Sonra ne zaman ki ikisi de İslâmlaştılar (Teslim oldular) ve İbrâhîm, o'nu alnı üzere yatırdı(emrolunduğu şey nedeni ile yüzüstü bıraktı,mağdur etti)
Ve ona "Ey İbrâhîm!" diye nida ettik
Sen rüyaya sadık kaldın(Allah tarafından emrolunduğun şey sebebi ile )oğlunu yüzüstü bıraktın. Muhakkak ki Biz, muhsinleri işte böyle mükâfatlandırırız
Şüphe yok ki bu, elbette apaçık bir sınamaydı
Ve ona büyük bir zibhın’ı fidye (yaptığı bu fedakarlığın karşılığı olarak)verdik.
Sonrakiler arasında onu (ismini/namını)bıraktık. İbrâhîm 'a selâm olsun.
Biz, Muhsinleri(iyilik yapanları,Allah yolunda fedakarlık edenleri) işte böyle mükâfatlandırırız.
Muhakkak ki o, Bizim mü'min kullarımızdandır’’(SAFFAT)
Sözkonusu ayet grubunda İbrahime rüyasında Allah katından bir emir verildiği ve bu emri yerine getirmek için oğlunu madur edeceği ,İbrahim durumu oğluna aktardığı oğlunun duruma teslimiyet göstererek babasından kendisini madur edip yüzüstü bırakmak pahasına emri yerine getirmesini istemesi.İbrahim oğlunu yüzüstü bırakarak Allah’ın emri yerine getirmesinden dolayı kendisine çok büyük bir nimet bahşedildiği anlatılmaktadır.Konunun canlı boğazlanması ile bir bağlantısı bulunmamaktadır.

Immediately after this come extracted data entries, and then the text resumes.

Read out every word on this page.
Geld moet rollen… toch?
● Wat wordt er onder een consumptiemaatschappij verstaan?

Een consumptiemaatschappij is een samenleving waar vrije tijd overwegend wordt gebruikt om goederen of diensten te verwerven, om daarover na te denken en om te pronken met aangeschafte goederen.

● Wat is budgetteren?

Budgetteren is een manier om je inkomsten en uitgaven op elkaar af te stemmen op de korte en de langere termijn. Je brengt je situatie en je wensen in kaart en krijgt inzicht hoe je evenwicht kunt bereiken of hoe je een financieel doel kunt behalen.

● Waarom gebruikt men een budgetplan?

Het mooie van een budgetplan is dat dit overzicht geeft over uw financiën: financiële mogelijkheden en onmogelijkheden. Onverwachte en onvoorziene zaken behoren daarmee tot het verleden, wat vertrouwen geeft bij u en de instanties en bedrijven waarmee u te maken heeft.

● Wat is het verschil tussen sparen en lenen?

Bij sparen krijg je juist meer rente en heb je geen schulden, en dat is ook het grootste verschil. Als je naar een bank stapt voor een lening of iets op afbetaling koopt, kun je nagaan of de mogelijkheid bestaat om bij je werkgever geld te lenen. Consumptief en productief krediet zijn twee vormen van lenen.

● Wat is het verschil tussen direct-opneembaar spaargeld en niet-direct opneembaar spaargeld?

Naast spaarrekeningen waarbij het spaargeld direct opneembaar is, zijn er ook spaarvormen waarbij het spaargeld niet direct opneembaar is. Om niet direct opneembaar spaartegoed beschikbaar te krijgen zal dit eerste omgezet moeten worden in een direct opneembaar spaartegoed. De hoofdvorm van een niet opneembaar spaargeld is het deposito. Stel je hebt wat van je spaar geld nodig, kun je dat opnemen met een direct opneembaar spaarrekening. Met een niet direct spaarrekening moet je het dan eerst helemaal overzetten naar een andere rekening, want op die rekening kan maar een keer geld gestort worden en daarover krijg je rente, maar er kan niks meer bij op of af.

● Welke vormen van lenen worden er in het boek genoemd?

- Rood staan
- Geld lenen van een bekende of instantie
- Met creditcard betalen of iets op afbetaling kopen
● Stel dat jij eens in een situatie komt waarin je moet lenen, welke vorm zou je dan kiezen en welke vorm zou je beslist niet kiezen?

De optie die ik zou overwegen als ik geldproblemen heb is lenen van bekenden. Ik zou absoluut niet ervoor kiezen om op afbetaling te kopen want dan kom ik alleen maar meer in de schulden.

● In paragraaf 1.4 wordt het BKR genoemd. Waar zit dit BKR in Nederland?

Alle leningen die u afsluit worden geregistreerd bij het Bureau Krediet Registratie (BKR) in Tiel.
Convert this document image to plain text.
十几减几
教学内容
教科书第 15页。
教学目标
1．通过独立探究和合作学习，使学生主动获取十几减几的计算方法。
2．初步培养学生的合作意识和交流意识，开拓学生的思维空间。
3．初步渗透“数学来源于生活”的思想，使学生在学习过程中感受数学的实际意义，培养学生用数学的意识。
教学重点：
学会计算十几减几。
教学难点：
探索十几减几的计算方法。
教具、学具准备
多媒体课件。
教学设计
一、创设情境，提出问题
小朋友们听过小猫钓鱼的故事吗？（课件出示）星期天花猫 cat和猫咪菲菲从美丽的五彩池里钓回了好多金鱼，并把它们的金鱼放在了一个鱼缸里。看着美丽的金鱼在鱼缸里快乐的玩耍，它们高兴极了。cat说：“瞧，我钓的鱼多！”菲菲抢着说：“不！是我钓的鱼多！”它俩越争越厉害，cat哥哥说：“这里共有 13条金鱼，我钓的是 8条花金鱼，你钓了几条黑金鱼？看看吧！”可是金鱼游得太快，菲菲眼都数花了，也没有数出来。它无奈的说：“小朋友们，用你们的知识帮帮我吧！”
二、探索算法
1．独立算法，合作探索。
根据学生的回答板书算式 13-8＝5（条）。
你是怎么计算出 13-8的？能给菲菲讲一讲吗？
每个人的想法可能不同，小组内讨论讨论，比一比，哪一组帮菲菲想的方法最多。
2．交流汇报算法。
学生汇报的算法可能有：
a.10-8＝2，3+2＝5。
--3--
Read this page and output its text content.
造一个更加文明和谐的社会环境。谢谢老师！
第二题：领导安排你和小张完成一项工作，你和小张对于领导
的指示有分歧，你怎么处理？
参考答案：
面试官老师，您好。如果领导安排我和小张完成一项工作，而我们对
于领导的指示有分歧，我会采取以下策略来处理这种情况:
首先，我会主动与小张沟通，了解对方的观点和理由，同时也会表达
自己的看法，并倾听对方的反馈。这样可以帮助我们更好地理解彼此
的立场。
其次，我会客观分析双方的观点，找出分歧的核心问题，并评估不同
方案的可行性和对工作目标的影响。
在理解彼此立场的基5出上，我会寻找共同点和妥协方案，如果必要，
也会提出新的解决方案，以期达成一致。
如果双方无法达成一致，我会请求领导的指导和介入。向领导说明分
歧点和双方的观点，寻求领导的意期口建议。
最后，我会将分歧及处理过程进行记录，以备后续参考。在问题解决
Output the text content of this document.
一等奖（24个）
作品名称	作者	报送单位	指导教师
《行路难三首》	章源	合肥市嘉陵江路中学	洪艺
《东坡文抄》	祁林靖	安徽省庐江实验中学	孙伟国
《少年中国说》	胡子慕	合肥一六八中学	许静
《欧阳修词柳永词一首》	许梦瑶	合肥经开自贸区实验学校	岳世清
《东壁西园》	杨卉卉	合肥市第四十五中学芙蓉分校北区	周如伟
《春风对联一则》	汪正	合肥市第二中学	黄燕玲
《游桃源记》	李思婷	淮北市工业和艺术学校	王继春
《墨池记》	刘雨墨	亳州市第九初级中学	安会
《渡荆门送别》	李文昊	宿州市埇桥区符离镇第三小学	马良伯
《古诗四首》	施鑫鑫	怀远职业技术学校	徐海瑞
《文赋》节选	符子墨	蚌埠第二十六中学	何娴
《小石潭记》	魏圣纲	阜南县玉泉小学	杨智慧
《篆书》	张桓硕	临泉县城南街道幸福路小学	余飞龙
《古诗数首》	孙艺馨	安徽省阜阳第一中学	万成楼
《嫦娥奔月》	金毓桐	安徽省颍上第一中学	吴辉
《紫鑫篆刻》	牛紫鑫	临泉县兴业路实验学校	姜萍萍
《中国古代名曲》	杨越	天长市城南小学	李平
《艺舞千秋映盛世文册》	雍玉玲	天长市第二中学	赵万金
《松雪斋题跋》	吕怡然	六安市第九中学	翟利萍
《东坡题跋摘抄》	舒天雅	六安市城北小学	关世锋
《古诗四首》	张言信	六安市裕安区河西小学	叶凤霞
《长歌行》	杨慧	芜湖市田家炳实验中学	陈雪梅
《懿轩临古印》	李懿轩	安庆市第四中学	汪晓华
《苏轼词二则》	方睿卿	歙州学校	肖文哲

Hacc suresinin 26 ve 37 . ayetleri arasındaki ayetlerde Kurban ritüeline dayanak olarak gösterilmiş ancak sözkonusu ayet grubunda insanlara nimet olarak verilen hayvanların nasıl kurban edileceği değil nasıl kesilip kimlerle birlikte tüketileceğine ait bilgiler bulunmaktadır.
HACC SURESİ 26-37
Ve hani Biz bir zamanlar, “Sakın Bana hiçbir şeyi ortak koşma; dolaşanlar, orada haksızlığa baş kaldıranlar, Allah'ı birleyenler, boyun eğip teslimiyet gösterenler için evimi tertemiz et, kendilerine ait birtakım menfaatlere tanık olmaları ve Allah'ın kendilerine rızık olarak verdiği hayvanlar üzerinde, belli günlerde O'nun adını anmaları için insanlar arasında ilâhiyat eğitim-öğretimi verileceğini duyur. Yürüyerek veya yorgun düşmüş binekler üstünde her derin vadiyi aşarak sana gelsinler! Sonra kirlerini giderip temizlensinler. Adaklarını yerine getirsinler. Eski evde/özgür evde/Ka‘be'de dolaşsınlar” diye, o evin/Ka‘be'nin yerini, İbrâhîm için hazırlamıştık. –Siz de onlardan yiyin ve zorluk çeken fakiri doyurun.–
İşte böyle! Ve kim, Allah'ın dokunulmaz kıldıklarına saygı gösterirse, artık bu, kendisi için Rabbinin katında hayırdır. Size bildirilegelenden başka bütün hayvanlar size helal kılınmıştır. O hâlde Allah'a yönelmişler olarak, O'na ortak kabul edenler olmayarak o putlardan olan kirlilikten kaçının, yalan sözden de kaçının. Allah'a kim ortak koşarsa artık o kimse, gökten düşüp de kuşların kaptığı veya rüzgârın kendisini ıssız bir yere sürüklediği şey gibidir.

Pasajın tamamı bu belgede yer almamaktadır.